First I will write down the problems I had with upgrading, so you get a
bigger picture:
* engine update when fine
* But nodes I could not update because of wrong version of imgbase, so
I did a manual update to 4.5.0.1 and later to 4.5.0.2. First time
after updating it was still booting into 4.4.10, so I did a reinstall.
* Then after second reboot I ended up in the emergency mode. After a
long searching I figure out that lvm.conf using *use_devicesfile
*now but there it uses the wrong filters. So I comment out this and
add the old filters back. This procedure I have done on all 3 nodes.
* Then in cockpit on all nodes I see errors about:
|ovs|00077|stream_ssl|ERR|Private key must be configured to use SSL|
to fix that I run *vdsm-tool ovn-config [engine IP] ovirtmgmt, *and
later in then web interface I choice for every node: enroll certificate.
* between upgrading the nodes, I was a bit to fast to migrate all
running VMs inclusive the HostedEngine, from one host to another and
then hosted engine crashes one time. But it came back after some
minutes and since this the engine runs normal.

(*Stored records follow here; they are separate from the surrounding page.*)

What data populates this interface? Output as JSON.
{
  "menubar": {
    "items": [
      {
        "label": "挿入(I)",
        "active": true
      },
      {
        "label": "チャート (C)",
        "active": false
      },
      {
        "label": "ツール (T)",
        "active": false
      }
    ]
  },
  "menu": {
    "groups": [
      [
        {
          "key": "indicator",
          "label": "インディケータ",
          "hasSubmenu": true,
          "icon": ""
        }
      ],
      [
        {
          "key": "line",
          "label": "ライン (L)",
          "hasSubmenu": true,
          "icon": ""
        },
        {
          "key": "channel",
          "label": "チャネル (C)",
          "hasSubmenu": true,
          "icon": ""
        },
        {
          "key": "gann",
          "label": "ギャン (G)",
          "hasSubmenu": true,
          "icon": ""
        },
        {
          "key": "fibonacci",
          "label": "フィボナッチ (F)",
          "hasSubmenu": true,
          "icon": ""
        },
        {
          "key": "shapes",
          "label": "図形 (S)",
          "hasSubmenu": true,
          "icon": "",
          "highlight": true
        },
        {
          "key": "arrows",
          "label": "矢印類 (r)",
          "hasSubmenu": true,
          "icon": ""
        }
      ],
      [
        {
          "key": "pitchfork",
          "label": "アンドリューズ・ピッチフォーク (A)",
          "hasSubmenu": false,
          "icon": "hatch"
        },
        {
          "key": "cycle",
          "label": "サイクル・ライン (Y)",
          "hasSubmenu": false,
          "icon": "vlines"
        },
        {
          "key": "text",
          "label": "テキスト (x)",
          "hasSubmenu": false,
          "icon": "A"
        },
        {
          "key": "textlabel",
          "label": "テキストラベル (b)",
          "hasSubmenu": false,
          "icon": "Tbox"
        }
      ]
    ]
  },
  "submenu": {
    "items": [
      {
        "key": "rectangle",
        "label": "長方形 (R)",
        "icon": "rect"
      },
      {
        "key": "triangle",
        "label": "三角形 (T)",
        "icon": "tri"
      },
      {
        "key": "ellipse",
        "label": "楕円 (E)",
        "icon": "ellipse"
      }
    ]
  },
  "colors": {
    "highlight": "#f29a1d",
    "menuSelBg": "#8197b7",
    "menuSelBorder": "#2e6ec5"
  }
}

* Then I finish the installation with updating the cluster
compatibility version to 4.7.
* I notice some unsync volume warning, but because I had this in the
past to, after upgrading, I though after some time they will
disappear. The next day there still where there, so I decided to put
the nodes again in the maintenance mode and restart the glusterd
service. After some time the sync warnings where gone.

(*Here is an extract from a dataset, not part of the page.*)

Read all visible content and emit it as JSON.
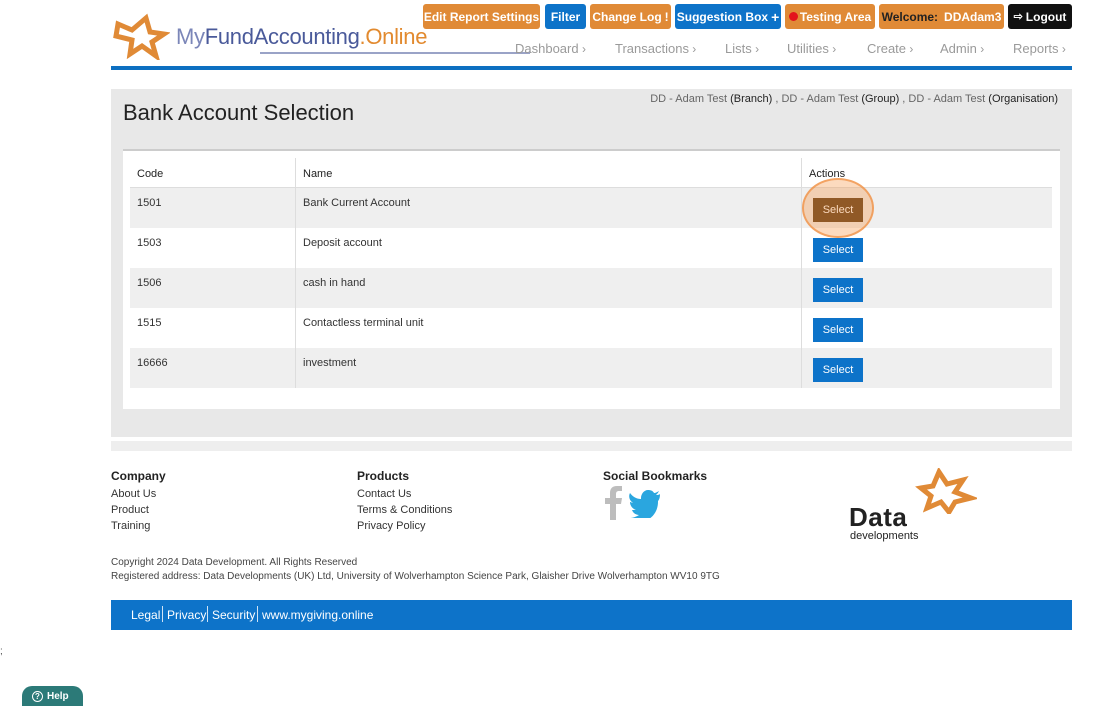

So now the actual problem:
Since this time the cluster is unstable. I get different errors and
warning, like:
* VM [name] is not responding
* out of nothing HA VM gets migrated
* VM migration can fail
* VM backup with snapshoting and export take very long
* VMs are getting very slow some times
* Storage domain vmstore experienced a high latency of 9.14251
*
ovs|00001|db_ctl_base|ERR|no key "dpdk-init" in Open_vSwitch record
"." column other_config
* 489279 [1064359]: s8 renewal error -202 delta_length 10 last_success
489249
* 444853 [2243175]: s27 delta_renew read timeout 10 sec offset 0
/rhev/data-center/mnt/glusterSD/onode1.example.org:_vmstore/3cf83851-1cc8-4f97-8960-08a60b9e25db/dom_md/ids
* 471099 [2243175]: s27 delta_renew read timeout 10 sec offset 0
/rhev/data-center/mnt/glusterSD/onode1.example.org:_vmstore/3cf83851-1cc8-4f97-8960-08a60b9e25db/dom_md/ids
* many of: 424035 [2243175]: s27 delta_renew long write time XX sec
I will put here the sanlock.log messages and vdsm.log.
Is there a way that I can fix this issues?
Regards!
Jonathan